Developmentally programmed cell death of the intersegmental muscles of Manduca sexta: Emphasis on polyubiquitin expression

Myer, Anita

01 January 1994

The intersegmental muscles (ISMs) of the tobacco hawkmoth, Manduca sexta, undergo two periods of developmentally programmed cell death. The first period occurs during the larval/pupal transition where half of the ISMs die and the remainder persist throughout pupal development until death upon eclosion of the adult. Both periods of ISM death employ much of the same molecular machinery even though the endocrine cues for the degeneration process is different for each period of muscle death.

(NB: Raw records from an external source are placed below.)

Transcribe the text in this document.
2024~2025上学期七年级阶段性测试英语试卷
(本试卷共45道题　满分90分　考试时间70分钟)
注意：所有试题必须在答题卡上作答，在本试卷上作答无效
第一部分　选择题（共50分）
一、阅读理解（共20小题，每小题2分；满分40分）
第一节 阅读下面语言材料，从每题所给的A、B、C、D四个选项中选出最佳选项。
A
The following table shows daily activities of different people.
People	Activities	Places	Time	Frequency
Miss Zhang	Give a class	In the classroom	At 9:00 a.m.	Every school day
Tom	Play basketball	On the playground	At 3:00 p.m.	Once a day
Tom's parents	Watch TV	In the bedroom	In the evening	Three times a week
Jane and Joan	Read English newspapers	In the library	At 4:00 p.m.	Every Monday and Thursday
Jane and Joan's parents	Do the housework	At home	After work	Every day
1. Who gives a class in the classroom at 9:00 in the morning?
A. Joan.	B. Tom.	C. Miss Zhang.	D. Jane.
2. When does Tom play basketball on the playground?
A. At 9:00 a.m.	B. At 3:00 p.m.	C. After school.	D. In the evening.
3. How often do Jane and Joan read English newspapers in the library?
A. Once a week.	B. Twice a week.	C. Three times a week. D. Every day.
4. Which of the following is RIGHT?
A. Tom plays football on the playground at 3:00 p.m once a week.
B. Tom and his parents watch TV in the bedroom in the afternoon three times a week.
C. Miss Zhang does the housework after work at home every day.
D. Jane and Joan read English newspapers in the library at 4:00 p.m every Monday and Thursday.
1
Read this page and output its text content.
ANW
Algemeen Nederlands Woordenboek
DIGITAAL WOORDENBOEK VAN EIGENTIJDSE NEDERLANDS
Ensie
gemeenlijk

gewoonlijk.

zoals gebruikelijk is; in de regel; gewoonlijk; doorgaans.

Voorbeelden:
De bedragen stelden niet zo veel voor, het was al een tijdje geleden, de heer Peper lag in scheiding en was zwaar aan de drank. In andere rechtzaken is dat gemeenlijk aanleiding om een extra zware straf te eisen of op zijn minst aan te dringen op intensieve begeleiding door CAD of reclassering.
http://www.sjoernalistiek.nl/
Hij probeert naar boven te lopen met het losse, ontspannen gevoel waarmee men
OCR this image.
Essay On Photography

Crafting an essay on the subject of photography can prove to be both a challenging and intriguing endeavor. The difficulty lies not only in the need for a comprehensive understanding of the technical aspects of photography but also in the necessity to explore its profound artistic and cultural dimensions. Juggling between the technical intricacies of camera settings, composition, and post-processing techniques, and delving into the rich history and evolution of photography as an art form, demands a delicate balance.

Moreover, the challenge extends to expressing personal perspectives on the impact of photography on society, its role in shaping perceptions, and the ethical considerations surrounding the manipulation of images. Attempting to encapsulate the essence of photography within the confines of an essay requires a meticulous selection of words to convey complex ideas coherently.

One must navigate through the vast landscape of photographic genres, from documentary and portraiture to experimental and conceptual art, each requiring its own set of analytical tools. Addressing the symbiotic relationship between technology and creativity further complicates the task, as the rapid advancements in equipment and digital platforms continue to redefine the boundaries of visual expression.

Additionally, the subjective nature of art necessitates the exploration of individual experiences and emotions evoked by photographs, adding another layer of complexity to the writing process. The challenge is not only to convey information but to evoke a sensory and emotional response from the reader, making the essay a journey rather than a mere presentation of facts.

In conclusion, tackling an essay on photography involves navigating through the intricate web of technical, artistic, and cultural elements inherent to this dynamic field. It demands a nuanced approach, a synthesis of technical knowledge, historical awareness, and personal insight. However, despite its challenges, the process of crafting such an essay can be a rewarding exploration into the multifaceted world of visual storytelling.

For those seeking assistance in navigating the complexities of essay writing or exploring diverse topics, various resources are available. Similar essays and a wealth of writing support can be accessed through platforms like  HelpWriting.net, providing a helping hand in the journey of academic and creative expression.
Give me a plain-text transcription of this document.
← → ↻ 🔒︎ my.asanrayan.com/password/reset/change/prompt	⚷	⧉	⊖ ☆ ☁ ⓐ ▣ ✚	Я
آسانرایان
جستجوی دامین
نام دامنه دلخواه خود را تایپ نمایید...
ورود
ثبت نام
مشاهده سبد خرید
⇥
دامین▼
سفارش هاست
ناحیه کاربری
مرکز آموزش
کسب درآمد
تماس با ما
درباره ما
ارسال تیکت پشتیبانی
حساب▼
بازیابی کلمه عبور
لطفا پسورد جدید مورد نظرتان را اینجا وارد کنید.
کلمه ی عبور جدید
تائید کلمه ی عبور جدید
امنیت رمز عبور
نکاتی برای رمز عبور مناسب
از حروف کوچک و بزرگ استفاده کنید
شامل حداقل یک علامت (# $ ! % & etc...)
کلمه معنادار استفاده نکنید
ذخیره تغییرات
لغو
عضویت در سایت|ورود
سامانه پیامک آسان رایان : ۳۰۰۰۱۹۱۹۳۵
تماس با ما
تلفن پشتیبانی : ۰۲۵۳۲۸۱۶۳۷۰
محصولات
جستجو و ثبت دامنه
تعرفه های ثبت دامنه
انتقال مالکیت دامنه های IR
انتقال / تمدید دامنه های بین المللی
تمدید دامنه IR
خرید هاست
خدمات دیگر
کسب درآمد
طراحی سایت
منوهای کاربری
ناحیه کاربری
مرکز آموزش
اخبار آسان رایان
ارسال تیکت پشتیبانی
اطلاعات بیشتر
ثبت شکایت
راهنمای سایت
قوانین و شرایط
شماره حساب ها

A gene that is dramatically increased in its expression during both periods of ISM death is polyubiquitin. This gene has been isolated and characterized in this research. Despite a large amount of allelic heterogeneity in the population, it has been determined that not only is this gene increased in response to developmental cues, but that its transcript is also increased in response to stress. Therefore, polyubiquitin is multifaceted in its regulation. Due to the diverse transcriptional regulation of this gene, it was determined to be a good candidate in which to develop a method to introduce promoter/reporter constructs into the ISMs of the hawkmoth. Even though this research does not conclusively demonstrate that reporter activity after transfection of the promoter/reporter constructs is due to the polyubiquitin promoter, the research does demonstrate that DNA mediated transfection of insect muscle tissue can be achieved.